How ironic that the brothers fought about killing or not killing for so long, and the one who hunted was hunted down; and the one who didn’t hunt ended up having the weapon. I struggled to wrap my head around it.

Meanwhile, Axel’s simple life continued. One day, as he was out, he fell, and a rock cut deeply into his calf. The wound became infected. A short time later, Axel fell asleep during the day and never woke up.

On the soul level, Axel/Elenore knew how to communicate with animals, and plants like herbs. But dealing with human beings was a little challenging for her. When I brought Elenore out of the trance, I told her my impression. The young woman nodded her head in agreement.
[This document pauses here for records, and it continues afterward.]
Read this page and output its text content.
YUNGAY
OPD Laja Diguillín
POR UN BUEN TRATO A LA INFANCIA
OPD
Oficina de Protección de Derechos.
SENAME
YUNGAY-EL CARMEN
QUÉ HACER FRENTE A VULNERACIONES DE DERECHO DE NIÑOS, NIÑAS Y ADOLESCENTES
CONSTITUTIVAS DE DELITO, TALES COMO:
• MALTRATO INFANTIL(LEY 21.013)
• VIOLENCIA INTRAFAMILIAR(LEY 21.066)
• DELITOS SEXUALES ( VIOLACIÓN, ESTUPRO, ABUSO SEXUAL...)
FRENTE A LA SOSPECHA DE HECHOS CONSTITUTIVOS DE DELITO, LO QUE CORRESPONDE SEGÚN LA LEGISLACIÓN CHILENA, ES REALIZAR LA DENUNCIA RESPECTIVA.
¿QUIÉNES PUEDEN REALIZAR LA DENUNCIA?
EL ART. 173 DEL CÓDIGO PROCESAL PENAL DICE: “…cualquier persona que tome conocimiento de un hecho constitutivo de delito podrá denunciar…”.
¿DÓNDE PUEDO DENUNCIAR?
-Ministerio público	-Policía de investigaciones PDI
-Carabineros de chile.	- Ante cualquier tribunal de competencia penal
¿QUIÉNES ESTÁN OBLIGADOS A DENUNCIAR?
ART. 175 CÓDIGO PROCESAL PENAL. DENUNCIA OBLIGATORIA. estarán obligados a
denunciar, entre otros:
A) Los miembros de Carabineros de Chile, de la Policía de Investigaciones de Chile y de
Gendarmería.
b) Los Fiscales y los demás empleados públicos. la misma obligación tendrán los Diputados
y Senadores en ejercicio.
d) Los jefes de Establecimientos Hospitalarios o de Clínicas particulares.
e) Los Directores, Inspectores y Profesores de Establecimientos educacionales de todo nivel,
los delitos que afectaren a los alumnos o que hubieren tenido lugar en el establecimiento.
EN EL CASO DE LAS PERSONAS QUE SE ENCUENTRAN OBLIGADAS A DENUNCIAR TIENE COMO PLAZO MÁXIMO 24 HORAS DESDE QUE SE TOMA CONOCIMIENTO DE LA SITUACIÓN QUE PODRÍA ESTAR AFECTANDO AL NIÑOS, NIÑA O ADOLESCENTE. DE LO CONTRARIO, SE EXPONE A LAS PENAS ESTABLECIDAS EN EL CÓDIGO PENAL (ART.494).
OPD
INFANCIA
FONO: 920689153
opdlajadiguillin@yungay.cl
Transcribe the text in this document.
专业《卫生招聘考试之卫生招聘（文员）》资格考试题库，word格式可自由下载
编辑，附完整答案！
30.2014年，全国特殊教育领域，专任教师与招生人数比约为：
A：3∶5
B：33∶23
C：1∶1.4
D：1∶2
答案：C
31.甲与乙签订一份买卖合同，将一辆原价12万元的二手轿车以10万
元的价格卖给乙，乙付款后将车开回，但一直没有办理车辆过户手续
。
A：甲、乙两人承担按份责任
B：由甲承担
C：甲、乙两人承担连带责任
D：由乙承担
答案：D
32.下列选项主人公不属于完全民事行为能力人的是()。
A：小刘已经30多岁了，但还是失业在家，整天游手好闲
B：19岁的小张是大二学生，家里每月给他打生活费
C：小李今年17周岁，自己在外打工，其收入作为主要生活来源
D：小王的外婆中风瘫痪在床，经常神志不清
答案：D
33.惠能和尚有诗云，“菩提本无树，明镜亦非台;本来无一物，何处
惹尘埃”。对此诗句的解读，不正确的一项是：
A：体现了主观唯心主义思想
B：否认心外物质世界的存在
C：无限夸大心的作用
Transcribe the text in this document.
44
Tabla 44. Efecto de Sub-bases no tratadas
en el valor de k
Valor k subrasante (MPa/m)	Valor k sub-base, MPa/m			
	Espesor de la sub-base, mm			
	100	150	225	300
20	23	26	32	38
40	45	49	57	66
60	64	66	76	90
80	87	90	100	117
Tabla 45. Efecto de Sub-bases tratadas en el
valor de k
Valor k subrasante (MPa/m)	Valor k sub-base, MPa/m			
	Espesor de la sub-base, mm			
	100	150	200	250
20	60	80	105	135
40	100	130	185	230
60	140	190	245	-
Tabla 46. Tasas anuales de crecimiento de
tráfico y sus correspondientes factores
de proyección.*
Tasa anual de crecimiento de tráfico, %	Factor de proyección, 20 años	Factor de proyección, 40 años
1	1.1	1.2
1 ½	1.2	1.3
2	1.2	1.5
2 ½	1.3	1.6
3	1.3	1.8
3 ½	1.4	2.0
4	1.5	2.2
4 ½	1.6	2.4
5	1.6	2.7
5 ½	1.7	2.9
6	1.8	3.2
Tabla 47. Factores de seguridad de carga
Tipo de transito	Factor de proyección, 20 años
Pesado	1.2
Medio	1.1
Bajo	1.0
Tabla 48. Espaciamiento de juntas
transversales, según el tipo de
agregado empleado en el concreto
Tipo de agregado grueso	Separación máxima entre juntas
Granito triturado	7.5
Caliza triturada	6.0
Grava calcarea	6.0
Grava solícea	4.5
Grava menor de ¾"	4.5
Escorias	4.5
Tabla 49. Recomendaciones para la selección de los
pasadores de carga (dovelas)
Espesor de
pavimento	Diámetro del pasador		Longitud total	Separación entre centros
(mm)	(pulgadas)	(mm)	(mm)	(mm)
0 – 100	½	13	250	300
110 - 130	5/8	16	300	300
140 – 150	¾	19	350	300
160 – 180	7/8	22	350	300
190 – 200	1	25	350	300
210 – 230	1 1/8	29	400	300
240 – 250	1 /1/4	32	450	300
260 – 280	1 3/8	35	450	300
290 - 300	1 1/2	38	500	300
“It seemed that Axel had many regrets”, I began to conclude, “such as not killing the dog, and fighting with his brother so much, knowing how he lost his brother so soon.”

“The biggest one,” Elenore interjected, “was carrying the bow and arrow out when Axel knew he didn’t want it.” I thought that was a small compromise, even though it led to a big difference. But Elenore continued, “Sometimes my boyfriend talks me into doing something when I don’t feel like doing it, like riding a bike on a day I don’t want to…”

Things as simple as taking a bow and arrow or riding a bike, seem like a small compromise but can sometimes lead to a big regret. Perhaps the lesson from the life of Axel was as simple as standing up for oneself no matter how small it appears.